- Directed by: Marc J. Francis Max Pugh
- Written by: Marc J. Francis Max Pugh
- Produced by: Marc J. Francis Nick Francis Himesh Kar William Moore Max Pugh Chade-Meng Tan
- Cinematography: Marc J. Francis Max Pugh
- Edited by: Nicolas Chaudeurge Marc J. Francis Alan Mackay Max Pugh
- Music by: Germaine Franco
- Release date: 2017;
- Country: United States
- Language: English

= Walk with Me (2017 film) =

Walk with Me is a 2017 documentary film framed around Zen Buddhist master Thich Nhat Hanh and his Plum Village monastic community. Directed by Marc J Francis and Max Pugh, supported by Oscar-winner Alejandro Gonzalez Inarritu, and filmed over three years, the film focuses on the daily life and rituals of the monastics, accompanied by teachings from Thich Nhat Hanh's early journals narrated in voice over by Benedict Cumberbatch.

The film was released in 2017, premiering at SXSW three years after Thich Nhat Hanh suffered a severe brain haemorrhage in November 2014.

== Synopsis ==
Allowing first time filmed access inside the Plum Village Monastery in France, the film captures the life of the monastic community who have renounced their possessions to practice mindfulness. Captured in vérité style, the film allows viewers to observe rituals and meditations, alongside day-to-day activities of people in the sangha.

The film also follows the monks and nuns embarking on a US speaking tour, where Thich Nhat Hanh is billed alongside famous cultural figures.

== Production ==
Walk With Me was produced by Speakit Films in association with Benedict Cumberbatch's company, SunnyMarch, with WestEnd Films handling international sales.
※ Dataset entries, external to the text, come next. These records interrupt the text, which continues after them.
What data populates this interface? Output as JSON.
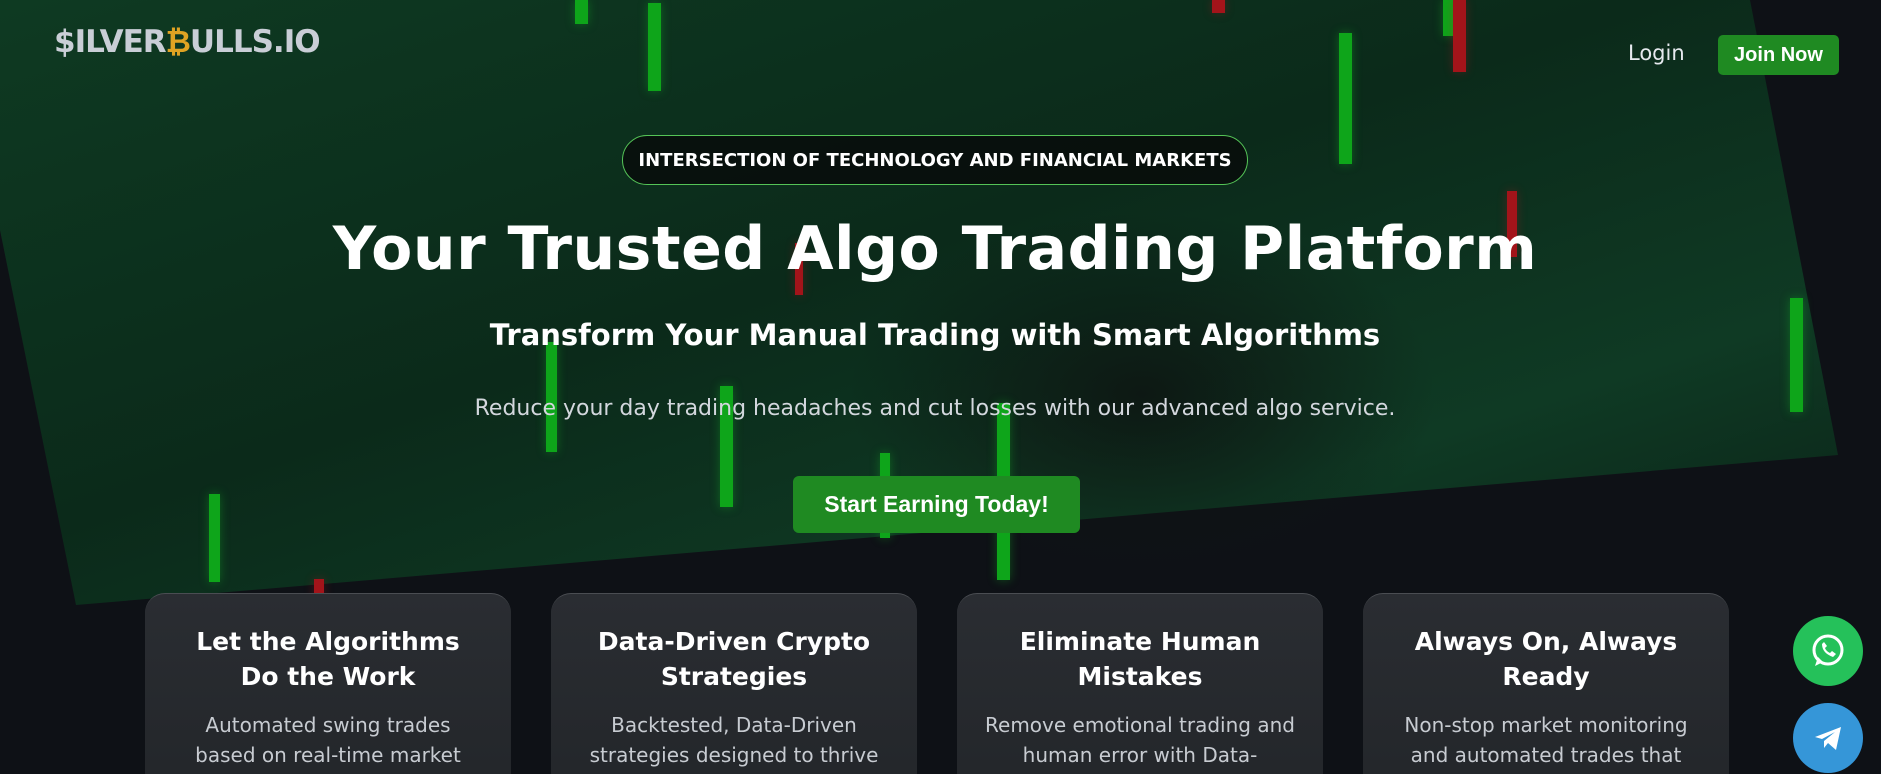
{
  "header": {
    "logo_prefix_dollar": "$",
    "logo_part1": "ILVER",
    "logo_coin": "₿",
    "logo_part2": "ULLS.IO",
    "login_label": "Login",
    "join_label": "Join Now"
  },
  "hero": {
    "pill_label": "INTERSECTION OF TECHNOLOGY AND FINANCIAL MARKETS",
    "title": "Your Trusted Algo Trading Platform",
    "subtitle": "Transform Your Manual Trading with Smart Algorithms",
    "description": "Reduce your day trading headaches and cut losses with our advanced algo service.",
    "cta_label": "Start Earning Today!"
  },
  "cards": [
    {
      "title": "Let the Algorithms Do the Work",
      "text": "Automated swing trades based on real-time market"
    },
    {
      "title": "Data-Driven Crypto Strategies",
      "text": "Backtested, Data-Driven strategies designed to thrive"
    },
    {
      "title": "Eliminate Human Mistakes",
      "text": "Remove emotional trading and human error with Data-"
    },
    {
      "title": "Always On, Always Ready",
      "text": "Non-stop market monitoring and automated trades that"
    }
  ],
  "floating": {
    "whatsapp_icon": "whatsapp-icon",
    "telegram_icon": "telegram-icon"
  },
  "colors": {
    "brand_green": "#1f8a22",
    "logo_gold": "#e0a323",
    "background": "#0e1116"
  }
}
One third of the film's budget was crowd-funded, and its crew includes sound designer Anna Bertmark, composer Germaine Franco and additional editors Nicholas Chauderge and Alan Mackay.
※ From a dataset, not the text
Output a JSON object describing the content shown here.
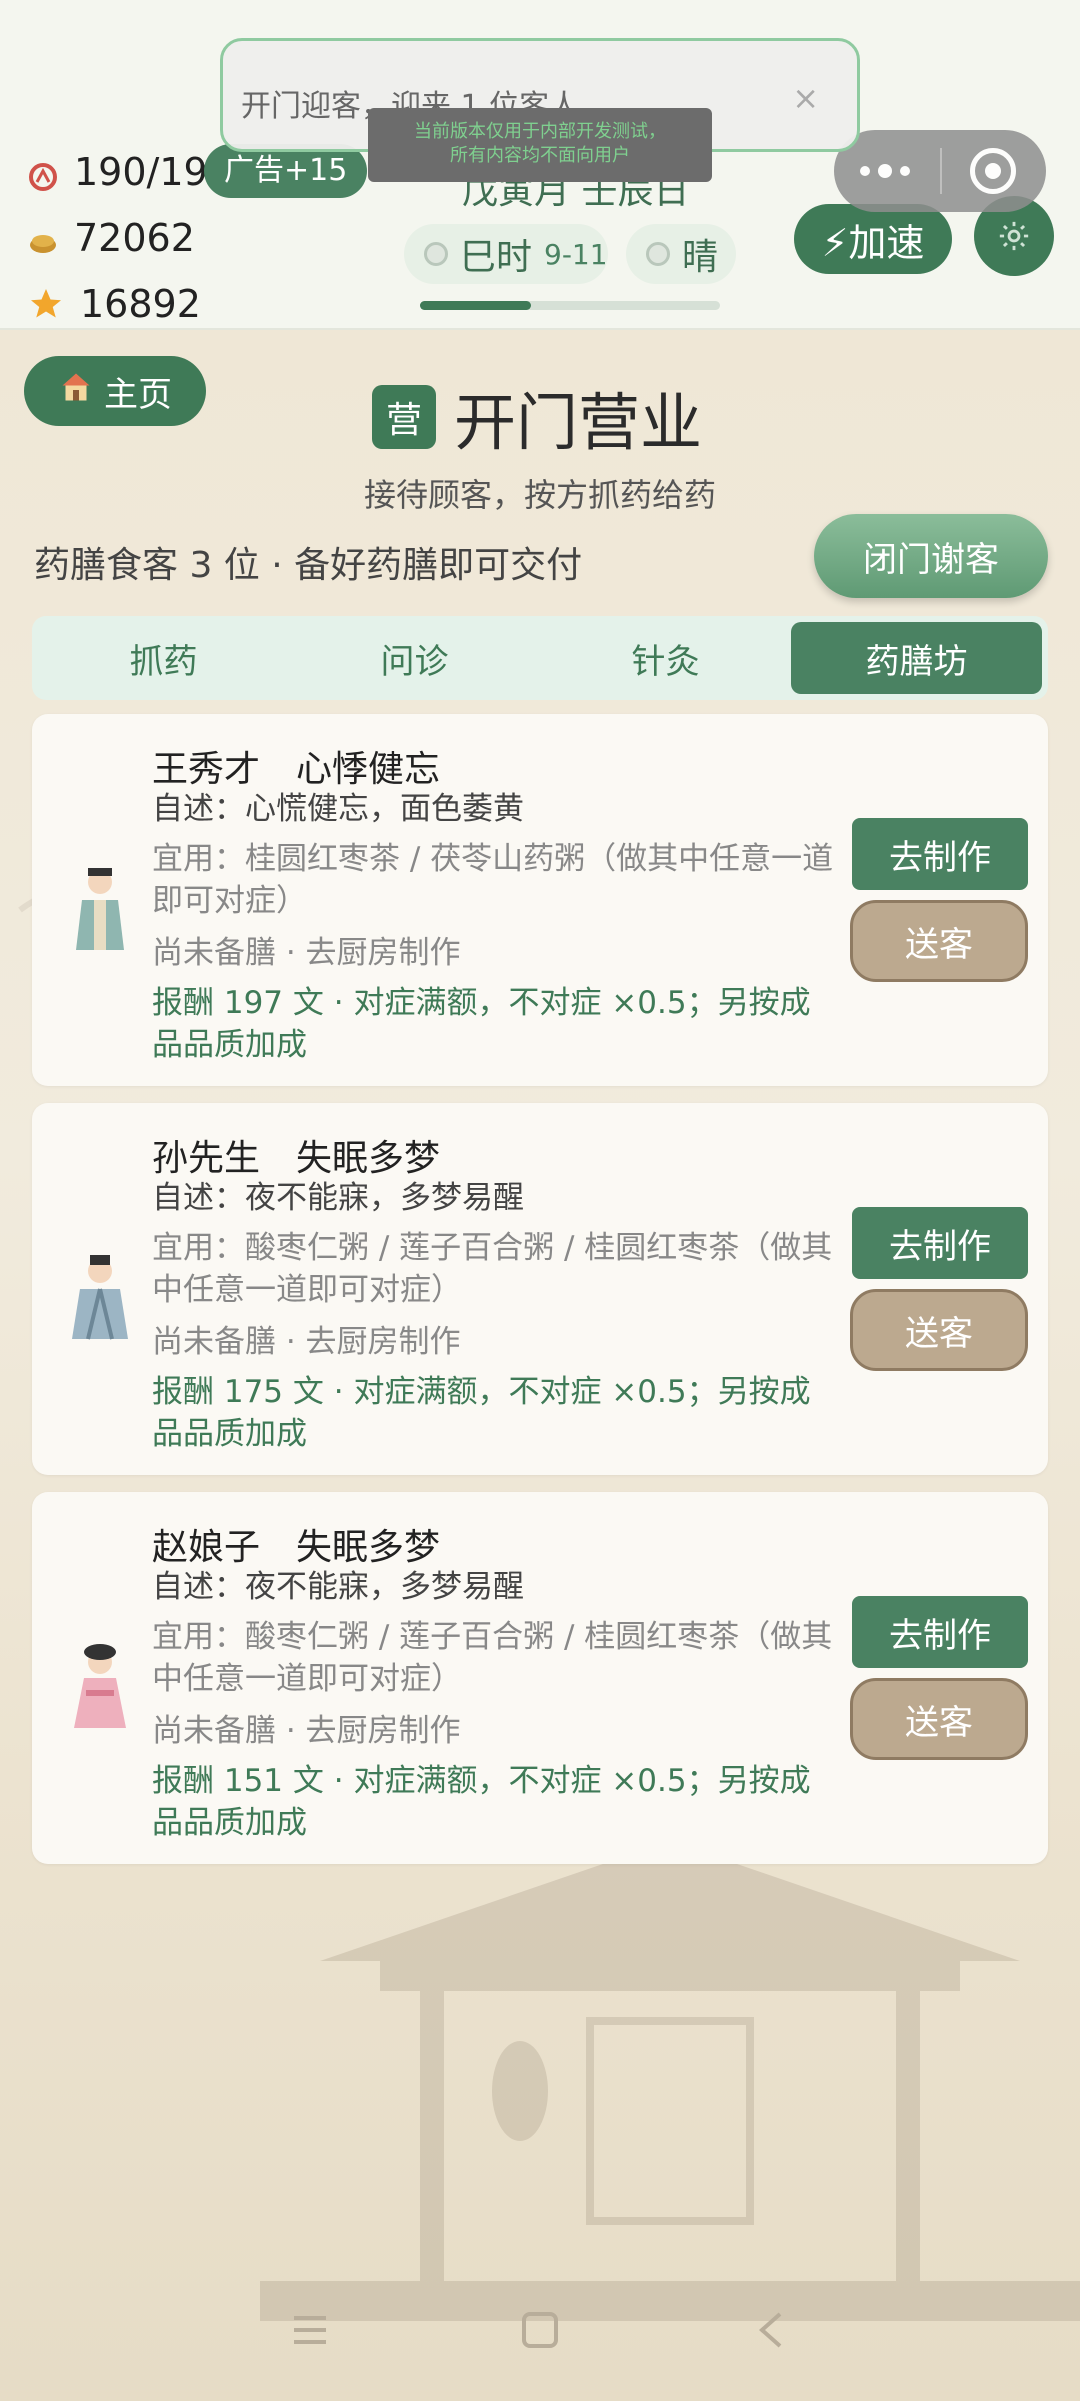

In interviews, the directors discuss the challenges of establishing the film's approach of making the whole community the main character of the film, in line with Thich Nhat Hanh's wish of not making the film about him. Marc J Francis also explains how capturing the film was heavily shaped by the establishment of trust and openness with the community, and how the narrative was eventually created through the passing of the time.

Passages from the 1960s Fragrant Palm Leaves were selected as accompanying meditations, and narrated by Benedict Cumberbatch.

Benedict Cumberbatch said of the project: 'In my life I’ve been so touched by the teachings of Thich Nhat Hanh. It was a great honor to work on Walk With Me. I have no doubt that audiences across the world will be moved by this beautifully crafted film.'

== Release and reception ==
The film was released in 2017 and screened at international film festivals like SXSW, BFI London Film Festival 2017, Illuminate Film Festival and Foyle Film Festival

Walk With Me was described by The New York Times as 'Cooling to the mind and soothing to the spirit', with The Hollywood Reporter remarking Thich Nhat Hanh's film presence as 'the elusive center ... there's little direct experience of him, but his effect on people filters through the onscreen events'. With an approach summarised by Time Out as 'the exact midway point between a documentary and meditation exercise', specialised reviews remark the film as 'A rare insight into an interesting subject' and 'a relief, and a palate cleanser'.

Walk With Me was supported by Oscar-winning director Alejandro G Innaritu, who stated in an exclusive interview for Variety days after the premiere: '“I loved how [the filmmakers] capture and convey, cinematically, the sometimes inexplicable state of being awakened. It gives a hint of that quiet voice so underrated today and ironically so needed in this time of fear and ignorance.”

== Soundscape ==
In April 2020, Walk With Me released a meditation experience soundscape produced by Marc J Francis and Matt Coldrick, featuring chants of Plum Village monastic choir, alongside recordings of the sounds of nature and mindfulness bells, and Benedict Cumberbatch's elegant readings of Thich Nhat Hanh's journals.